Ces explications, Monsieur le Ministre, ne soit point hors de propos ici, et vous allez voir qu'elles rentrent au contraire tout à fait dans le sujet que je traite; car il en résulte que la mise en circulation d'une aussi grande quantité de biens, restés longtemps entre les mains de familles qui les laissaient à bail, a forcé les agriculteurs à des acquisitions devenues onéreuses et souvent la cause de leur ruine, a rendu inutiles les grands bâtiments d'exploitation, par une réduction notable des terres qui y étaient attachées, et menace, par sa continuité, d'une ruine plus ou moins prochaine tous ceux qui ne subsistent plus que par le peu qui leur reste ; Que le cultivateur se trouve endetté outre mesure et lutte avec peine contre les charges qui l'accablent ; Qu'il règne enfin dans tout le pays un malaise général, qui prédispose singulièrement aux émigrations.
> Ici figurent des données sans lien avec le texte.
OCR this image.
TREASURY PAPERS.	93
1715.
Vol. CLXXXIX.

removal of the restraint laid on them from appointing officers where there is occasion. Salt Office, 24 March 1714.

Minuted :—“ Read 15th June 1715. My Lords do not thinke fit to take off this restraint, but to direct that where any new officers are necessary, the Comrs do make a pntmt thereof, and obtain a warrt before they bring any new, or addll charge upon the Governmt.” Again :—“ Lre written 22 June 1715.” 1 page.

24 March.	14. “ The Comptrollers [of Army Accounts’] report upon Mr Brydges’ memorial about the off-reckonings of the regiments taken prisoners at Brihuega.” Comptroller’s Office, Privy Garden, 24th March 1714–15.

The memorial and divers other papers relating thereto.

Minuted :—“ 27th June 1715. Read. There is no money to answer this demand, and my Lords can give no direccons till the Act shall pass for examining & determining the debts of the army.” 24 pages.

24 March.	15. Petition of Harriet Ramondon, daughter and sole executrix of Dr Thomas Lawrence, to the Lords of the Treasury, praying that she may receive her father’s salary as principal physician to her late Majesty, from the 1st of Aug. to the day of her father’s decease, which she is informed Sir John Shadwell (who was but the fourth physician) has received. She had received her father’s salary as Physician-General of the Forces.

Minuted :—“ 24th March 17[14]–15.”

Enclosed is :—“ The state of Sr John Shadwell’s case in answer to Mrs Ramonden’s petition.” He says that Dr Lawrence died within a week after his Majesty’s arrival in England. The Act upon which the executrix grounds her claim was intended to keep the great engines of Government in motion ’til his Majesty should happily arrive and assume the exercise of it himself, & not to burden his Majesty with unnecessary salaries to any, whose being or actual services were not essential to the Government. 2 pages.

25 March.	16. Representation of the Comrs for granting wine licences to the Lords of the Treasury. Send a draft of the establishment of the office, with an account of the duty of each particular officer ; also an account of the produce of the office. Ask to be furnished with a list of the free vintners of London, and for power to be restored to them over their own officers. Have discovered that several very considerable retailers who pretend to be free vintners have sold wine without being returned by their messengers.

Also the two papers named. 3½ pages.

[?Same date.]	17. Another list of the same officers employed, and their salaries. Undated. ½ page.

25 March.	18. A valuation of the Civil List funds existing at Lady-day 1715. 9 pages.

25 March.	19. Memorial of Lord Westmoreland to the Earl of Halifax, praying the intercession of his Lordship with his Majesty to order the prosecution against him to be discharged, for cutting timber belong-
Cette cause n'est pas l'unique, car j'ai vu partir des familles entières qui n'étaient mues par aucune de celles que je spécifie. Celles-ci poussées par un besoin de déplacement, le désir d'augmenter leur bien-être par un accroissement de propriété auquel elles ne pouvaient plus prétendre dans leur patrie. La terre reste la même en présence d'un accroissement sensible de population ; bientôt elle manquera à ses bras et à ses besoins.
Les deux départements du Rhin ne se trouvent pas seuls dans cette position; nos voisins d'outre-Rhin, de la Bavière Rhénane, de la Suisse, souffrent également et, par d'autres causes peut-être, sont travaillés par la maladie d'émigrer. Chaque année leurs nombreuses et immenses voitures, chargées de meubles, accompagnées de leurs familles, sillonnent nos contrées pour se rendre au Havre, et viennent réveiller chez nos cultivateurs les idées de suivre leur exemple.
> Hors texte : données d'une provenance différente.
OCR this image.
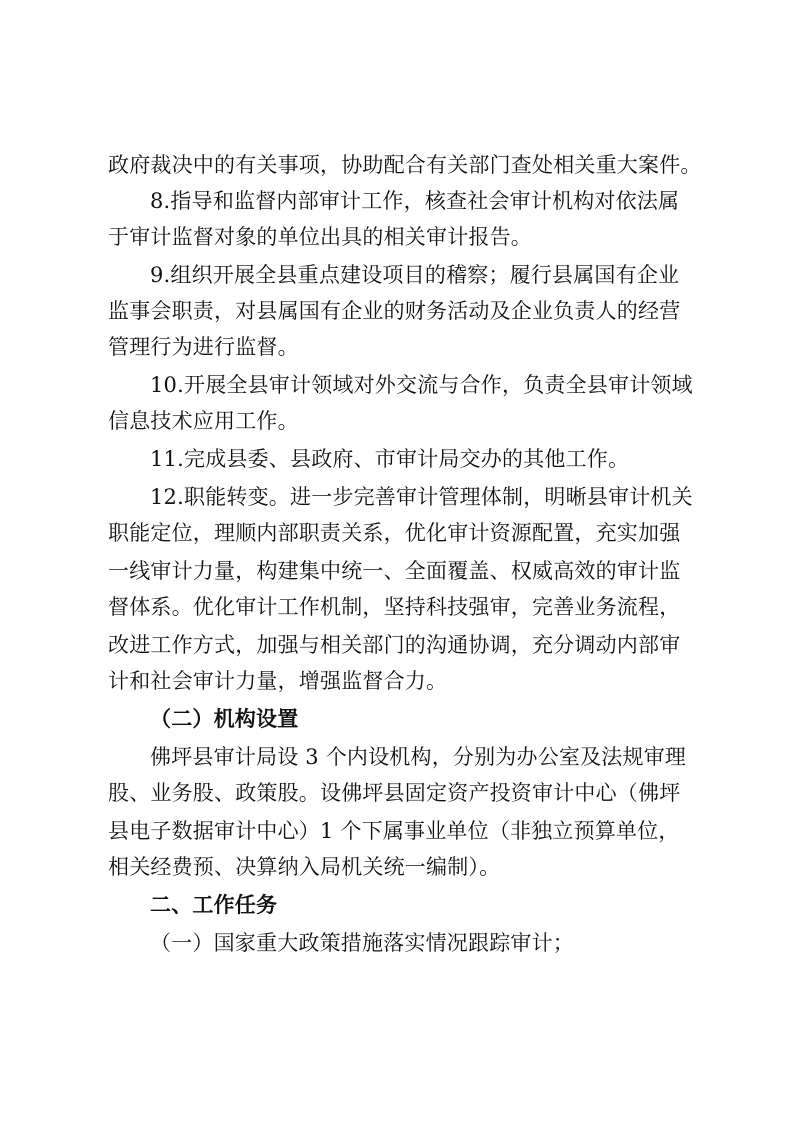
政府裁决中的有关事项，协助配合有关部门查处相关重大案件。
8.指导和监督内部审计工作，核查社会审计机构对依法属
于审计监督对象的单位出具的相关审计报告。
9.组织开展全县重点建设项目的稽察；履行县属国有企业
监事会职责，对县属国有企业的财务活动及企业负责人的经营
管理行为进行监督。
10.开展全县审计领域对外交流与合作，负责全县审计领域
信息技术应用工作。
11.完成县委、县政府、市审计局交办的其他工作。
12.职能转变。进一步完善审计管理体制，明晰县审计机关
职能定位，理顺内部职责关系，优化审计资源配置，充实加强
一线审计力量，构建集中统一、全面覆盖、权威高效的审计监
督体系。优化审计工作机制，坚持科技强审，完善业务流程，
改进工作方式，加强与相关部门的沟通协调，充分调动内部审
计和社会审计力量，增强监督合力。
（二）机构设置
佛坪县审计局设 3 个内设机构，分别为办公室及法规审理
股、业务股、政策股。设佛坪县固定资产投资审计中心（佛坪
县电子数据审计中心）1 个下属事业单位（非独立预算单位，
相关经费预、决算纳入局机关统一编制）。
二、工作任务
（一）国家重大政策措施落实情况跟踪审计；
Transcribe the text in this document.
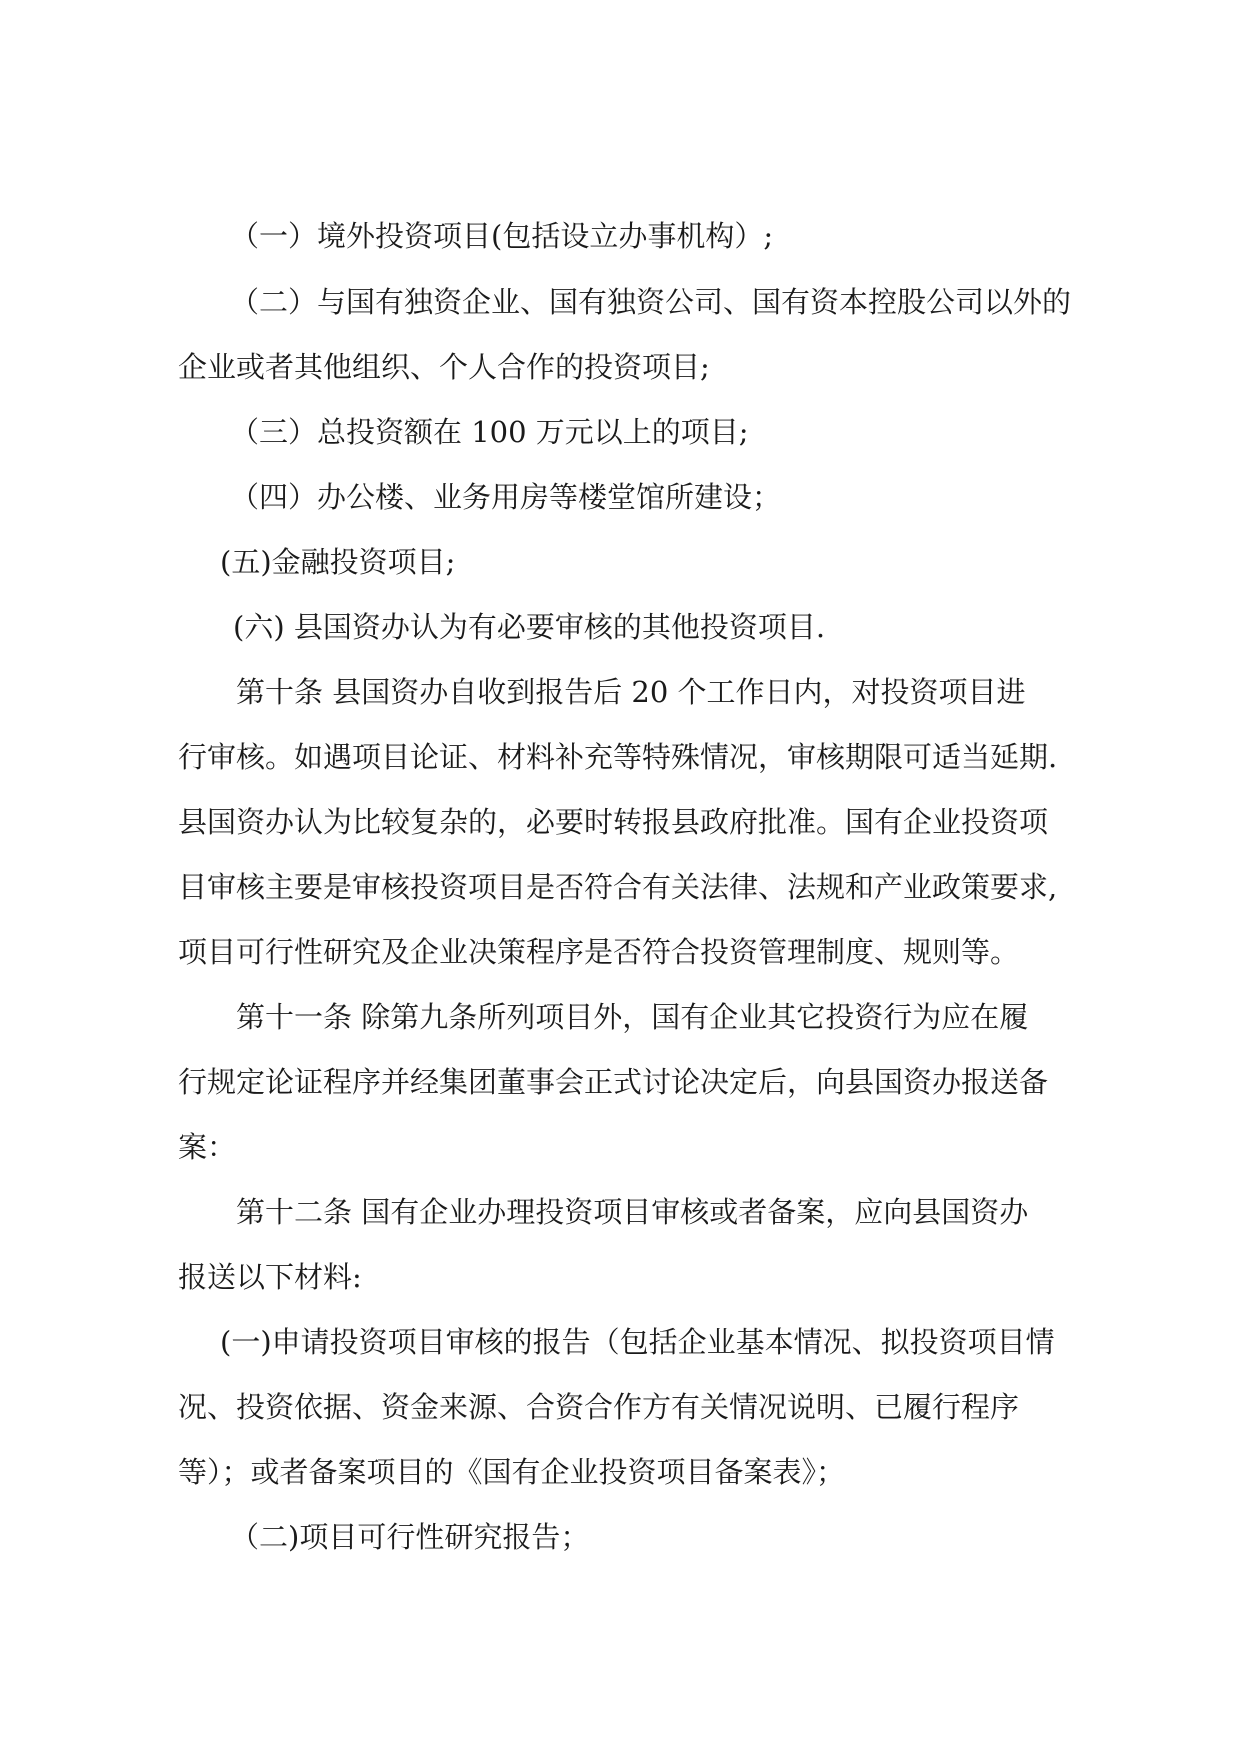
（一）境外投资项目(包括设立办事机构）;

（二）与国有独资企业、国有独资公司、国有资本控股公司以外的

企业或者其他组织、个人合作的投资项目;

（三）总投资额在 100 万元以上的项目;

（四）办公楼、业务用房等楼堂馆所建设；

(五)金融投资项目;

(六) 县国资办认为有必要审核的其他投资项目.

第十条 县国资办自收到报告后 20 个工作日内，对投资项目进

行审核。如遇项目论证、材料补充等特殊情况，审核期限可适当延期.

县国资办认为比较复杂的，必要时转报县政府批准。国有企业投资项

目审核主要是审核投资项目是否符合有关法律、法规和产业政策要求,

项目可行性研究及企业决策程序是否符合投资管理制度、规则等。

第十一条 除第九条所列项目外，国有企业其它投资行为应在履

行规定论证程序并经集团董事会正式讨论决定后，向县国资办报送备

案：

第十二条 国有企业办理投资项目审核或者备案，应向县国资办

报送以下材料:

(一)申请投资项目审核的报告（包括企业基本情况、拟投资项目情

况、投资依据、资金来源、合资合作方有关情况说明、已履行程序

等）；或者备案项目的《国有企业投资项目备案表》；

（二)项目可行性研究报告；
Je n'ai pu rester impassible à de pareils évènements, dès que j'ai vu les progrès de la maladie ; je n'y ai pas cherché remède, je ne la pouvais pas; mais j'ai cherché à donner à ces émigrations une direction autre que celle de l'Amérique ; j'ai cherché à l'utiliser au profit de la mère-patrie.
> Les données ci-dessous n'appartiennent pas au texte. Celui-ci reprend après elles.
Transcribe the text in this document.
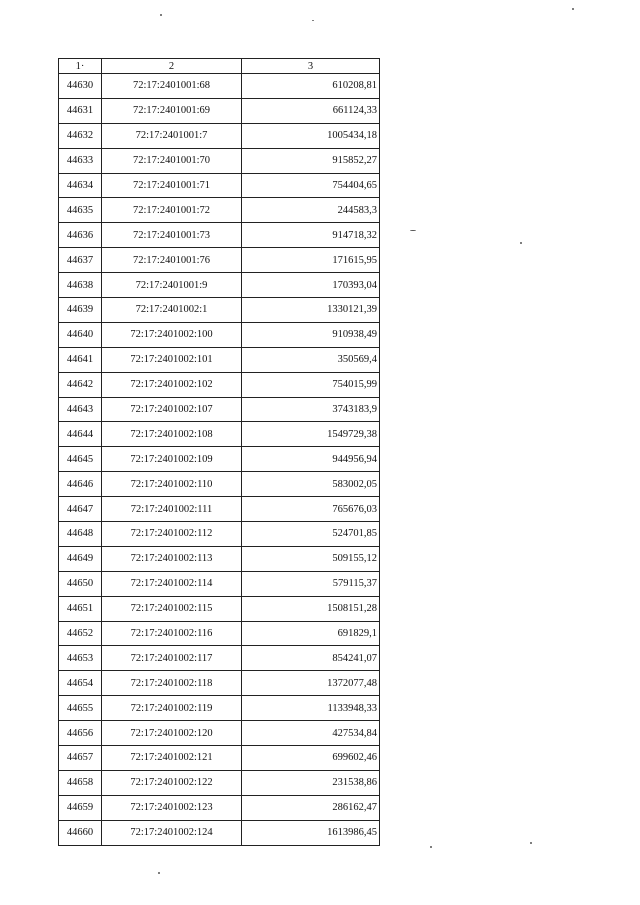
1·	2	3
44630	72:17:2401001:68	610208,81
44631	72:17:2401001:69	661124,33
44632	72:17:2401001:7	1005434,18
44633	72:17:2401001:70	915852,27
44634	72:17:2401001:71	754404,65
44635	72:17:2401001:72	244583,3
44636	72:17:2401001:73	914718,32
44637	72:17:2401001:76	171615,95
44638	72:17:2401001:9	170393,04
44639	72:17:2401002:1	1330121,39
44640	72:17:2401002:100	910938,49
44641	72:17:2401002:101	350569,4
44642	72:17:2401002:102	754015,99
44643	72:17:2401002:107	3743183,9
44644	72:17:2401002:108	1549729,38
44645	72:17:2401002:109	944956,94
44646	72:17:2401002:110	583002,05
44647	72:17:2401002:111	765676,03
44648	72:17:2401002:112	524701,85
44649	72:17:2401002:113	509155,12
44650	72:17:2401002:114	579115,37
44651	72:17:2401002:115	1508151,28
44652	72:17:2401002:116	691829,1
44653	72:17:2401002:117	854241,07
44654	72:17:2401002:118	1372077,48
44655	72:17:2401002:119	1133948,33
44656	72:17:2401002:120	427534,84
44657	72:17:2401002:121	699602,46
44658	72:17:2401002:122	231538,86
44659	72:17:2401002:123	286162,47
44660	72:17:2401002:124	1613986,45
J'ai demandé des terres aux contrées de la France qui en ont trop et manquent de bras ; mais, si j'ai trouvé d'immenses propriétés à acquérir ou à louer en entier, je n'ai trouvé nulle part de propriétaires qui connussent assez leurs intérêts pour se déterminer à vendre un tiers ou moitié de leur bien, pour faire produire au reste autant que leur rapportait la totalité auparavant. Or, l'Alsacien, tenant avant tout à être propriétaire et non fermier, cette combinaison n'aurait pu marcher qu'en devenant l'objet d'une spéculation, ce que je ne voulais pas.
Mes vues se sont alors portées sur l'Afrique; ce pays seul m'offrait un débouché : dès 1834 je l'étudiais. En 1836, je voyais à Paris Mr le Maréchal Clauzel, avec lequel j'étais en relation ; mais le moment n'était pas encore venu; l'ajournement fut décidé.
De 1836 à ce jour, j'ai été témoin de nombreuses et nouvelles émigrations, provoquées plus par un espoir vague d'amélioration que par la gêne. La maladie avait fait des progrès puisqu'elle agissait sur l'imagination de l'homme ; dès lors je crus le moment d'agir venu ; je m'adressai à vous, Monsieur le Ministre, pour m'aider sinon à la combattre du moins à l'utiliser.
Placé, comme je le suis, sur les frontières de l'Allemagne, de la Bavière et de la Suisse, dans un département disposé lui-même à l'émigration, je trouverai dans son sein et dans ses alentours des colons excellents cultivateurs, tels qu'il en faut à l'Algérie.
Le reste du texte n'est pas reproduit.